日本においては、このヘリウムが100%輸入となっています。アメリカやカタールからの輸入が9割を占めています。理由は、ヘリウムは大気中にごくわずか(約5ppm)しか存在しないため、空気から分離することは経済的に見合いわないため輸入に頼っています。ヘリウムは地下の天然ガス田に含まれる約0.5%程度の成分を分離・精製して製造されています。この影響からアメリカや中東といった特定の地域に生産国が限定されます。
使い道
以下の用途が主要なものとして挙げられます。
- MRI(医療用画像診断装置) — 超伝導磁石を冷却するための液体ヘリウムが不可欠です。
- 半導体製造 — ヘリウムガスはウェハーの冷却・パージガスとして使用されます。半導体産業の拡大とともに需要が増加しています。
特にウェハーの冷却では現状ヘリウムガスの代替物がないため需要がさらに増加することが予想されます。
国内におけるヘリウムガスの用途として風船•飛行船の用途は1%のみと非常に限定的でした。
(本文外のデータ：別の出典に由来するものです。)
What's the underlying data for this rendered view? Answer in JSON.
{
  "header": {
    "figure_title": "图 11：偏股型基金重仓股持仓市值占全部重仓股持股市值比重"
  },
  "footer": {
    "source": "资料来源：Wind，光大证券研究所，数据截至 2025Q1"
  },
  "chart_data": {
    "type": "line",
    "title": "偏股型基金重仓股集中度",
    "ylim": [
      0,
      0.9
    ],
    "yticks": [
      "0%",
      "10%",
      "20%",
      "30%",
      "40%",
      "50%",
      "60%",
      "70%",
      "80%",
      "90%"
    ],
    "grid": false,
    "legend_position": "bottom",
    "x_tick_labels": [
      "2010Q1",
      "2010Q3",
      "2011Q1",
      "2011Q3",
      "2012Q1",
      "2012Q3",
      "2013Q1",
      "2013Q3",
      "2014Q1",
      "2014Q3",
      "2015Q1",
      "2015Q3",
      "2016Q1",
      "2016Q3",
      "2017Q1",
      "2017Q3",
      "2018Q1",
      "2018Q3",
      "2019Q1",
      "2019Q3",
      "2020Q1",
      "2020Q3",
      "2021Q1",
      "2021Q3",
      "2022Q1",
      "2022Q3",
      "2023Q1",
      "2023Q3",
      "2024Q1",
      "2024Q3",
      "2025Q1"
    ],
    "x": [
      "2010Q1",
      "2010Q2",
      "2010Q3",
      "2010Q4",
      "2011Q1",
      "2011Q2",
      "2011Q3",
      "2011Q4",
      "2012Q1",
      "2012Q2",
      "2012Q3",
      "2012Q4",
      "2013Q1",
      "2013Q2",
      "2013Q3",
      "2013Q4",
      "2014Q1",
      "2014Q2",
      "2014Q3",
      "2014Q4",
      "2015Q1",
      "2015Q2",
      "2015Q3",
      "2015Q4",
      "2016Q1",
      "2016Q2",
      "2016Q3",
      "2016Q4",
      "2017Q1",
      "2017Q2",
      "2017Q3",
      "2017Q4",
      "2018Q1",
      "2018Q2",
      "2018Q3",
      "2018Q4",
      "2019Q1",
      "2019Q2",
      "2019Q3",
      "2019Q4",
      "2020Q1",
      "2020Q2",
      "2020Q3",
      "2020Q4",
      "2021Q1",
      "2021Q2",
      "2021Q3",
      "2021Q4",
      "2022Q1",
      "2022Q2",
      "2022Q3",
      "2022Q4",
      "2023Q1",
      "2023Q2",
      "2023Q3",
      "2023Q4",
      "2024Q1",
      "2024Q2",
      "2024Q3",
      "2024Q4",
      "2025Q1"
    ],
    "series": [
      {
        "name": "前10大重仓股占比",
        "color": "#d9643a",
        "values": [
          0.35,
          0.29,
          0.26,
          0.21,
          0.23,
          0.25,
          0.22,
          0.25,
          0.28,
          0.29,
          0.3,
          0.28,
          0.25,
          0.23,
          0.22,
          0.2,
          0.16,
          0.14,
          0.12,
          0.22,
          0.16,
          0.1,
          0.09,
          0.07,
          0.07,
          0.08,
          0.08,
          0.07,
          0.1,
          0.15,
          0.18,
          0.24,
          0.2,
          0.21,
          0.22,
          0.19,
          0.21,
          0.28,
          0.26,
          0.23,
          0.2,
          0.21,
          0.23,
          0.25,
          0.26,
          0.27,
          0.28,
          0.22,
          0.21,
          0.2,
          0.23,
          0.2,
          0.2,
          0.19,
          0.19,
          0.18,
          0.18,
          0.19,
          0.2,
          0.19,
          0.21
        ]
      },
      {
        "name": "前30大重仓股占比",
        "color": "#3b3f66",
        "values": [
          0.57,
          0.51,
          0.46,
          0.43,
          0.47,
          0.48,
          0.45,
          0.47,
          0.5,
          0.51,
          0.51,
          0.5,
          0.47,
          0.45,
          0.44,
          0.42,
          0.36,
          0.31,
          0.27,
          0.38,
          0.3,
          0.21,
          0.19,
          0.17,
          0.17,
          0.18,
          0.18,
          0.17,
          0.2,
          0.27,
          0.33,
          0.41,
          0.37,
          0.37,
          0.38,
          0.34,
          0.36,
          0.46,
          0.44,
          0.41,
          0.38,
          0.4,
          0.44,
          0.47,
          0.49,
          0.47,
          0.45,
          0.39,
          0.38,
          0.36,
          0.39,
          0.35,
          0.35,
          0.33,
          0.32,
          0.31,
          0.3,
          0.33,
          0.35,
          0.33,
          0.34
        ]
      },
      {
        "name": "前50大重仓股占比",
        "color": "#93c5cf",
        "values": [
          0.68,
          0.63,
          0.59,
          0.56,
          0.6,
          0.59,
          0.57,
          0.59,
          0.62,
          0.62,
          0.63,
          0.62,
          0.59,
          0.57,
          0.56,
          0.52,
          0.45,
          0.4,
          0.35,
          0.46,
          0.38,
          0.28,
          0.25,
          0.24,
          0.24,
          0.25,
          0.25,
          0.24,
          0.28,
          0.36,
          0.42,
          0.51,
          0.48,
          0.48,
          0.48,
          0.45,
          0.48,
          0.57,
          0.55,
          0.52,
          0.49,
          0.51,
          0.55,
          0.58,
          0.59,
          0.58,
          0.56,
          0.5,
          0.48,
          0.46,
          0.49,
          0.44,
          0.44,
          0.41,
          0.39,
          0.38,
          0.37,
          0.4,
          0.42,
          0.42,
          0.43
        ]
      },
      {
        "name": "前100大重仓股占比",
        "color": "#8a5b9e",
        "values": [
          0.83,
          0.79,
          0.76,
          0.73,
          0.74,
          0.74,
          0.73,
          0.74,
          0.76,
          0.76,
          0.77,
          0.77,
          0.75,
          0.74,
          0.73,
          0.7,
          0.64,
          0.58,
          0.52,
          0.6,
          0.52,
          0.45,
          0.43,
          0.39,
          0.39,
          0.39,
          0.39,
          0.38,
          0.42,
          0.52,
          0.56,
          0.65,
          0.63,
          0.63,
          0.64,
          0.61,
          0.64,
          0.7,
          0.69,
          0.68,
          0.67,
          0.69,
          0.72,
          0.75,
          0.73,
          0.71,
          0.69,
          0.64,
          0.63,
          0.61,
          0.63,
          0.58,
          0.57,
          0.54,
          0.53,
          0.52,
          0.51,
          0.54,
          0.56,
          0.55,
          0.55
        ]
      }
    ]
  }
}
用途割合の根拠は一般社団法人日本産業・医療ガス協会の資料からの引用です。https://www.jimga.or.jp/files/page/statistics/regularly/TRU_he_2021-25.pdf
風船2,500円の背景
日本経済新聞の記事で日本酸素のヘリウム製品値上げの記事がございました。こちらを踏まえると2025年からの中東影響からカタールからの供給停滞から米国といった中東影響外からの輸入を増やしていることによる値上げでした。ディズニーシーで購入した風船もその影響からかmade in USAでした。価格については、中東影響が直接的な背景だと思います。また、日本酸素HDの増収増益理由に半導体需要の増加が挙げられていますことから、代替が困難であるヘリウムの需要増加もとい代替困難性の影響もあるとも考えられます。
風船に2,500円の価値はあるのか
結論は人それぞれだとも思いますが、その前提を踏まえて私は買って良かったと思いました。風船と侮るなかれ、作りがとてもしっかりしています。帰宅から数日後でも未だに浮き続けて思い出を蘇らせてくれます。(2,500円と聞いて驚いた思い出などなど)
さいごに
私の子どもの頃、ディズニーランドで風船は買ってもらえず入り口のお店が並ぶ場所(ワールドバザール)の天井にくっついている風船を見ながら「あれ貰えないかな」と考えていたことを思い出しました。(今の風船はミッキーの形をしたおもりがついているので飛んでくことは、残念ですがほとんどないと思います。)そんな子どもが息子を連れてディズニーに行く年になったのか、としみじみしてしまいました。